Could you extract a small reproducer code with just the DotProductAttention calls from your application? Maybe we can have a look at how that's different from my tests.

Thanks, Charlene

Aug 19 '24 21:08 cyanguwa

@cyanguwa -- I'll try to make a minimal reproduction soon.
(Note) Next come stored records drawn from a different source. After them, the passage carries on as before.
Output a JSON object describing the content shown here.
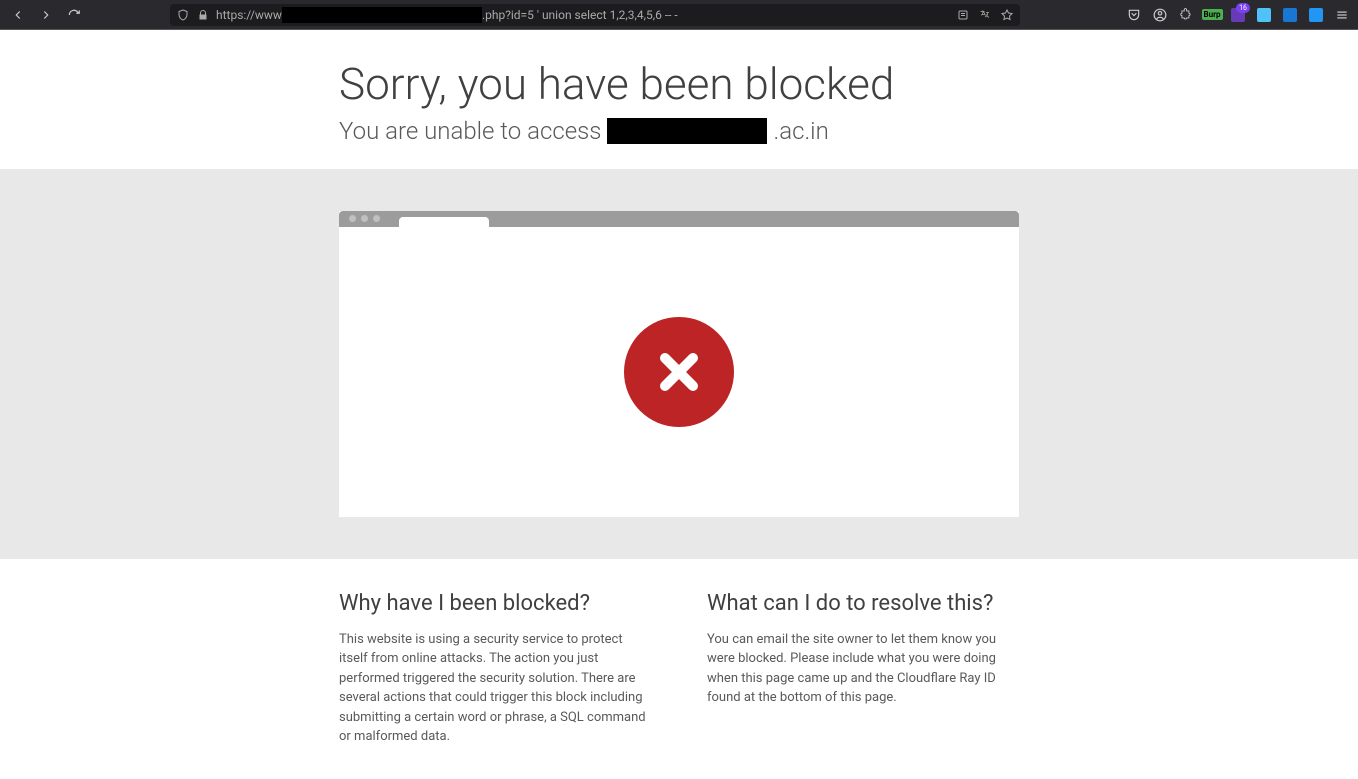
{
  "browser": {
    "url_prefix": "https://www",
    "url_suffix": ".php?id=5 ' union select 1,2,3,4,5,6 -- -",
    "notif_count": "16",
    "ext_label": "Burp"
  },
  "page": {
    "title": "Sorry, you have been blocked",
    "subtitle_prefix": "You are unable to access",
    "subtitle_suffix": ".ac.in"
  },
  "info": {
    "left": {
      "heading": "Why have I been blocked?",
      "body": "This website is using a security service to protect itself from online attacks. The action you just performed triggered the security solution. There are several actions that could trigger this block including submitting a certain word or phrase, a SQL command or malformed data."
    },
    "right": {
      "heading": "What can I do to resolve this?",
      "body": "You can email the site owner to let them know you were blocked. Please include what you were doing when this page came up and the Cloudflare Ray ID found at the bottom of this page."
    }
  }
}
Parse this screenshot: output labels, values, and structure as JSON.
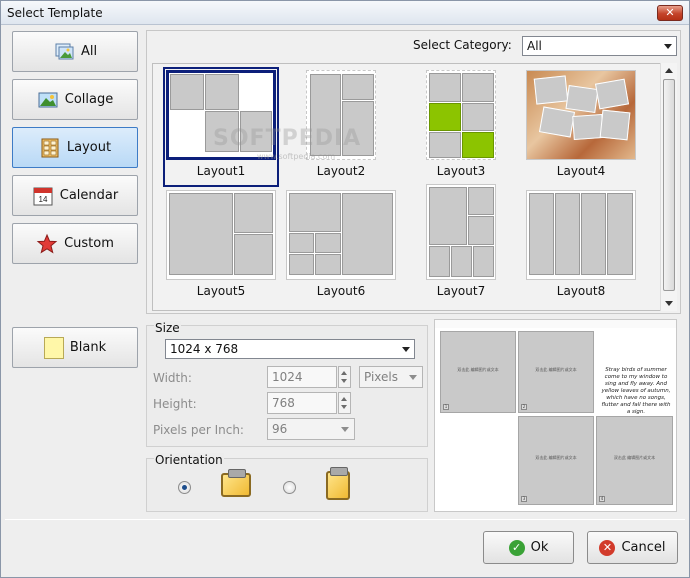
{
  "window": {
    "title": "Select Template"
  },
  "sidebar": {
    "items": [
      {
        "label": "All",
        "icon": "picture-icon"
      },
      {
        "label": "Collage",
        "icon": "photo-icon"
      },
      {
        "label": "Layout",
        "icon": "layout-grid-icon",
        "active": true
      },
      {
        "label": "Calendar",
        "icon": "calendar-icon",
        "day": "14"
      },
      {
        "label": "Custom",
        "icon": "star-icon"
      }
    ],
    "blank_label": "Blank"
  },
  "gallery": {
    "category_label": "Select Category:",
    "category_value": "All",
    "templates": [
      {
        "name": "Layout1",
        "selected": true
      },
      {
        "name": "Layout2"
      },
      {
        "name": "Layout3"
      },
      {
        "name": "Layout4"
      },
      {
        "name": "Layout5"
      },
      {
        "name": "Layout6"
      },
      {
        "name": "Layout7"
      },
      {
        "name": "Layout8"
      }
    ],
    "watermark": "SOFTPEDIA",
    "watermark_url": "www.softpedia.com"
  },
  "size": {
    "title": "Size",
    "preset": "1024 x 768",
    "width_label": "Width:",
    "width_value": "1024",
    "height_label": "Height:",
    "height_value": "768",
    "unit": "Pixels",
    "ppi_label": "Pixels per Inch:",
    "ppi_value": "96"
  },
  "orientation": {
    "title": "Orientation",
    "selected": "landscape"
  },
  "preview": {
    "cell_text": "双击此\n编辑图片或文本",
    "poem": "Stray birds of summer come to my window to sing and fly away. And yellow leaves of autumn, which have no songs, flutter and fall there with a sign.",
    "cell_numbers": [
      "1",
      "2",
      "3",
      "4"
    ]
  },
  "buttons": {
    "ok": "Ok",
    "cancel": "Cancel"
  },
  "colors": {
    "accent": "#0c1f7a",
    "active_tab": "#b9d9f6",
    "green": "#8cc400"
  }
}
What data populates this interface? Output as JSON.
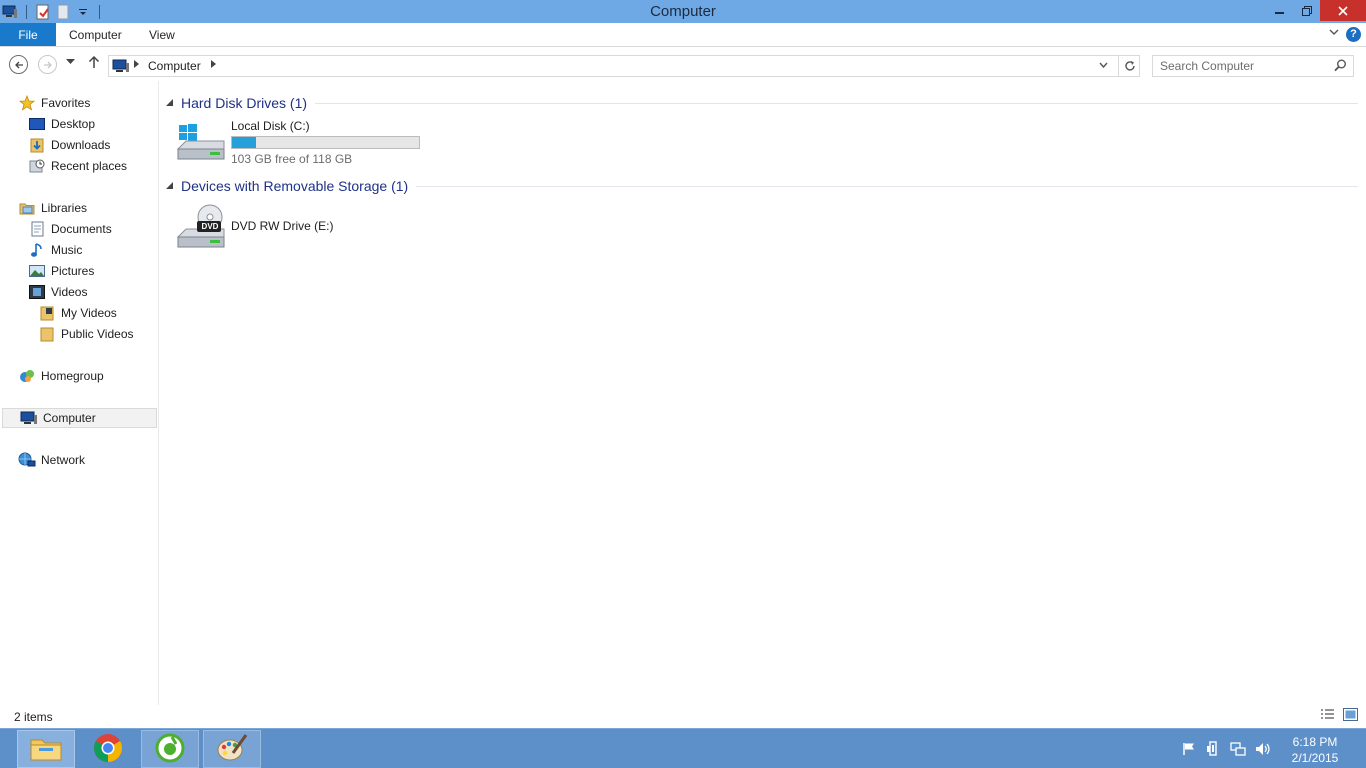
{
  "window": {
    "title": "Computer"
  },
  "ribbon": {
    "tabs": [
      "File",
      "Computer",
      "View"
    ]
  },
  "address": {
    "crumb": "Computer"
  },
  "search": {
    "placeholder": "Search Computer"
  },
  "nav": {
    "favorites": {
      "label": "Favorites",
      "items": [
        "Desktop",
        "Downloads",
        "Recent places"
      ]
    },
    "libraries": {
      "label": "Libraries",
      "items": [
        "Documents",
        "Music",
        "Pictures",
        "Videos"
      ],
      "video_sub": [
        "My Videos",
        "Public Videos"
      ]
    },
    "homegroup": "Homegroup",
    "computer": "Computer",
    "network": "Network"
  },
  "groups": {
    "hdd": {
      "title": "Hard Disk Drives (1)",
      "drive": {
        "name": "Local Disk (C:)",
        "free_text": "103 GB free of 118 GB",
        "used_fraction": 0.127
      }
    },
    "removable": {
      "title": "Devices with Removable Storage (1)",
      "drive": {
        "name": "DVD RW Drive (E:)",
        "badge": "DVD"
      }
    }
  },
  "status": {
    "count": "2 items"
  },
  "clock": {
    "time": "6:18 PM",
    "date": "2/1/2015"
  },
  "colors": {
    "accent": "#1979ca",
    "title_bar": "#6ea9e6",
    "taskbar": "#5d8fc9",
    "close": "#c7302b",
    "usage_bar": "#26a0da"
  }
}
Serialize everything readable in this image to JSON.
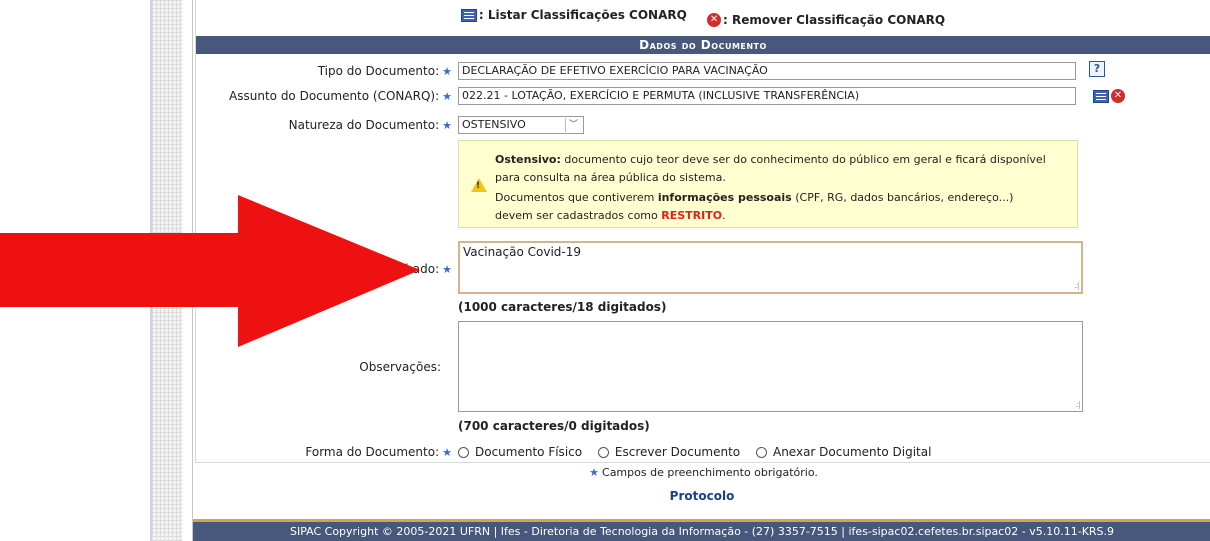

For now, a few more details

Only happens w/ FSDP enabled on multiple ranks
Does not happen if

os.environ["NVTE_FUSED_ATTN"] = "0"

Aug 19 '24 23:08 vedantroy

Also facing the error

I am using Transformer Engine - 1.10.0+08a85d3

rank13]:   File "/usr/local/lib/python3.10/dist-packages/transformer_engine/pytorch/attention.py", line 6915, in forward
[rank13]:     return self.fused_attention(
[rank13]:   File "/usr/local/lib/python3.10/dist-packages/torch/nn/modules/module.py", line 1553, in _wrapped_call_impl
[rank13]:     return self._call_impl(*args, **kwargs)
[rank13]:   File "/usr/local/lib/python3.10/dist-packages/torch/nn/modules/module.py", line 1562, in _call_impl
[rank13]:     return forward_call(*args, **kwargs)
[rank13]:   File "/usr/local/lib/python3.10/dist-packages/torch/_dynamo/eval_frame.py", line 600, in _fn
[rank13]:     return fn(*args, **kwargs)
[rank13]:   File "/usr/local/lib/python3.10/dist-packages/transformer_engine/pytorch/attention.py", line 6032, in forward
[rank13]:     output = FusedAttnFunc.apply(
[rank13]:   File "/usr/local/lib/python3.10/dist-packages/torch/autograd/function.py", line 574, in apply
[rank13]:     return super().apply(*args, **kwargs)  # type: ignore[misc]
[rank13]:   File "/usr/local/lib/python3.10/dist-packages/transformer_engine/pytorch/attention.py", line 5428, in forward
[rank13]:     out_ret, aux_ctx_tensors = fused_attn_fwd(
[rank13]:   File "/usr/local/lib/python3.10/dist-packages/transformer_engine/pytorch/cpp_extensions/fused_attn.py", line 1006, in fused_attn_fwd
[rank13]:     output_tensors = tex.fused_attn_fwd(
[rank13]: RuntimeError: /tmp/pip-req-build-yu5jl144/transformer_engine/common/fused_attn/fused_attn_f16_arbitrary_seqlen.cu:378 in function fused_attn_arbitrary_seqlen_fwd_impl: cuDNN Error: execute(handle, plan->get_raw_desc(), variant_pack_descriptor.get_ptr()) failed with message: , and code: CUDNN_STATUS_EXECUTION_FAILED. For more information, enable cuDNN error logging by setting CUDNN_LOGERR_DBG=1 and CUDNN_LOGDEST_DBG=stderr in the environment./

Sep 26 '24 13:09 tgkul

use same data or fixed data?

Oct 24 '24 14:10 xuexiao1987

@tgkul @vedantroy

Oct 24 '24 14:10 xuexiao1987

How to debug CUDNN_STATUS_EXECUTION_FAILED?